01:00:54 Now, in humans, as we noticed before,
01:00:59 that are going to higher altitudes,
01:01:02 there's an increase in the concentration of red cell DPG
01:01:09 and this was thought to be an adaptive response
01:01:12 until it was discovered that in all animals and birds
01:01:16 that live at higher altitudes,
01:01:18 in fact, an increased oxygen affinity is adaptive.
01:01:23 Whereas in humans, it was thought that an increased concentration of DPG
01:01:28 allows the tissues to extract more oxygen from the blood
01:01:34 because the increased tTG would lower the oxygen affinity of hemoglobin.
01:01:39 So, it's very interesting to see what happens with these Everest climbers.
01:01:44 They did have an increased concentration of DPG
01:01:48 but the lowering of the oxygen affinity which that produced
01:01:52 was far outweighed by another effect.
01:01:56 Whereas in people at sea level,
01:02:01 the partial pressure of CO2, the venous CO2 pressure, is 40%.
01:02:06 In these Everest climbers, it had dropped to 7% by hyperventilation
01:02:13 as a result of which the pH of the blood has risen from 7.4 to 7.9
01:02:19 which produced such a large shift of the oxygen equilibrium curve
01:02:24 that the increased DPG level had no effect.

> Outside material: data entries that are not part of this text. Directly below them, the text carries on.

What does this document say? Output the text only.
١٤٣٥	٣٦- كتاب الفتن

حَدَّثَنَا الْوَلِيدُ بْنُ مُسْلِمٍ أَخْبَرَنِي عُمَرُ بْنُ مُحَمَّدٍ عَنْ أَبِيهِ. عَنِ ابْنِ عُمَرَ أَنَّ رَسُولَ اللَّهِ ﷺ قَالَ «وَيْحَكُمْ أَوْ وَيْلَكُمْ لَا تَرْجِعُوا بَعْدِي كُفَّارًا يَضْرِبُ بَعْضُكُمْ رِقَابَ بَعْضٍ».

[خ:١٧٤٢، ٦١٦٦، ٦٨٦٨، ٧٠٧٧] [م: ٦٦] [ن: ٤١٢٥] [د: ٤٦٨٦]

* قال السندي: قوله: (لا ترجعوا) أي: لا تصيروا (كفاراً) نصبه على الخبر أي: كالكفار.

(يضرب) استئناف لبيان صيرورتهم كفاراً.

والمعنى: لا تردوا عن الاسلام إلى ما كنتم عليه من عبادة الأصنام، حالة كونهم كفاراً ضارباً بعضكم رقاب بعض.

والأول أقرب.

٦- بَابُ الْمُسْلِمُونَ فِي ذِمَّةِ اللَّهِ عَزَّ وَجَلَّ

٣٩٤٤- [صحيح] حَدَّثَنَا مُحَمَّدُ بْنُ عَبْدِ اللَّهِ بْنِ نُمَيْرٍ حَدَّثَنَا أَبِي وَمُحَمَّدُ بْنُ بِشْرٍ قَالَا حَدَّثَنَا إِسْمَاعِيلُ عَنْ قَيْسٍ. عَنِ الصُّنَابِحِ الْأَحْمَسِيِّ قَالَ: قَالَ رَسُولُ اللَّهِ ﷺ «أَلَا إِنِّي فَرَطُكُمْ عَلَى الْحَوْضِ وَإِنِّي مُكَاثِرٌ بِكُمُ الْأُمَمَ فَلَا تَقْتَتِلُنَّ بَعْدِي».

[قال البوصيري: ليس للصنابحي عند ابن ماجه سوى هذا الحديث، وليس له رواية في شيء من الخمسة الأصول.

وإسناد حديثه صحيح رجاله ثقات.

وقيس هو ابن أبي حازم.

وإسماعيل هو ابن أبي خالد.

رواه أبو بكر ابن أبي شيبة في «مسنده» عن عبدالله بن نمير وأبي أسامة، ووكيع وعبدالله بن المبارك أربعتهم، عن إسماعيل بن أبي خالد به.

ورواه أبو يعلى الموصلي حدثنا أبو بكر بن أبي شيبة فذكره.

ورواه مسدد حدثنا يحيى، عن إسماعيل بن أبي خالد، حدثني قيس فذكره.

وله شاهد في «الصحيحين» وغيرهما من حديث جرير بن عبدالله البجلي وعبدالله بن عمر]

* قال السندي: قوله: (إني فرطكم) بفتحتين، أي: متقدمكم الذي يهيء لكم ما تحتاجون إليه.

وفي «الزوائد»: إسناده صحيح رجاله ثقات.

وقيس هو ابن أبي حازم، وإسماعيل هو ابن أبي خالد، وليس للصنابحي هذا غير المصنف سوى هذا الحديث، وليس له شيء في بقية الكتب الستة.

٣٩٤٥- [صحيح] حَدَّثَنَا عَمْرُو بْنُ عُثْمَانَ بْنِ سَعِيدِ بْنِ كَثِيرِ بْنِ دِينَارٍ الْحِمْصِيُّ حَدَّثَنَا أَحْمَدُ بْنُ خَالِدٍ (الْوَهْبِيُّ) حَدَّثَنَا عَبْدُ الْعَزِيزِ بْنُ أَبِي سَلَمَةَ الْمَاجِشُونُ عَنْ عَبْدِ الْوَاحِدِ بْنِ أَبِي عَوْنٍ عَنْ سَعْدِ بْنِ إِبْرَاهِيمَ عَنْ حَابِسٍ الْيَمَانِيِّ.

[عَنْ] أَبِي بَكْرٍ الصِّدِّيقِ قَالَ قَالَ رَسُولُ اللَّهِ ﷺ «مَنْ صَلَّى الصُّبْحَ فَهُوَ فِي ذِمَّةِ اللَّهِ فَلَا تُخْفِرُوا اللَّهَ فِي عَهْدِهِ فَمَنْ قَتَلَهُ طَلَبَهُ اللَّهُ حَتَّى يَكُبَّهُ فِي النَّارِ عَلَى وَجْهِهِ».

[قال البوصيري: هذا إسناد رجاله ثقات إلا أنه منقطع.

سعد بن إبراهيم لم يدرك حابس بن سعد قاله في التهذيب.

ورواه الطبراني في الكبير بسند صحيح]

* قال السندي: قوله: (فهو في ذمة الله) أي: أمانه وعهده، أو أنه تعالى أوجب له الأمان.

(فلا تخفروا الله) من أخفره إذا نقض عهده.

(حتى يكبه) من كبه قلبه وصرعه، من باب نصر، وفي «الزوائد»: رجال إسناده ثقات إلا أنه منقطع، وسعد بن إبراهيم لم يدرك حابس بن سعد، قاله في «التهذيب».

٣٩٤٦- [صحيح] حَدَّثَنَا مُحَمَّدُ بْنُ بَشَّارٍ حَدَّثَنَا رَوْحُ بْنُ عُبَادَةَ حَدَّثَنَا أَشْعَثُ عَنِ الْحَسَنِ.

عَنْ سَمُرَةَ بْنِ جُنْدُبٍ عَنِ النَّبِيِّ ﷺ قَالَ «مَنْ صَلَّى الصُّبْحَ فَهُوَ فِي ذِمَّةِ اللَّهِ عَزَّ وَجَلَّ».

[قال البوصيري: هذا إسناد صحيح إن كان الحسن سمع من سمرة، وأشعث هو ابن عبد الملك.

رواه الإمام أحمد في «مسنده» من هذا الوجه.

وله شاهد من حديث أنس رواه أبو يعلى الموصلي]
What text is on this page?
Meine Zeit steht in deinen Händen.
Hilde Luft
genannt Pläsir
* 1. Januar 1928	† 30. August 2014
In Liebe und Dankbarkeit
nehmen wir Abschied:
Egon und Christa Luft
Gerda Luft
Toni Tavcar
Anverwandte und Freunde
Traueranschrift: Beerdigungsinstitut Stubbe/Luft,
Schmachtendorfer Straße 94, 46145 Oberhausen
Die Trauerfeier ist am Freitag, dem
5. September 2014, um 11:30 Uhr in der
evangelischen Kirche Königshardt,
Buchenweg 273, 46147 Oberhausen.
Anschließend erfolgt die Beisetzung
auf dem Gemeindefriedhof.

01:02:29 Apparently, it is that left shift which is adaptive
01:02:33 and allows people to reach those great heights.
01:02:37 Now, let me sum up.
01:02:41 From the examples I have shown you,
01:02:44 it looks as though adaptive changes are brought about
01:02:49 by pure amino acid substitution in key positions
01:02:53 rather producing large changes in chemical affinity
01:02:57 rather than by many substitutions producing small changes
01:03:01 so that my resulting studies have driven me to the same conclusion
01:03:08 that Kimura, the Japanese geneticist,
01:03:12 arrived at by entirely different arguments based on population genetics
01:03:18 namely that the majority of amino acid substitutions between species
01:03:23 are neutral as a result of genetic shifts rather than Darwinian selection
01:03:29 and that those groups in Darwinian selection are relatively few.
01:03:33 Thank you.
01:03:44 Those who are leaving now, please be sure to return your glasses.
01:03:49 It's very easy to walk out of the back step.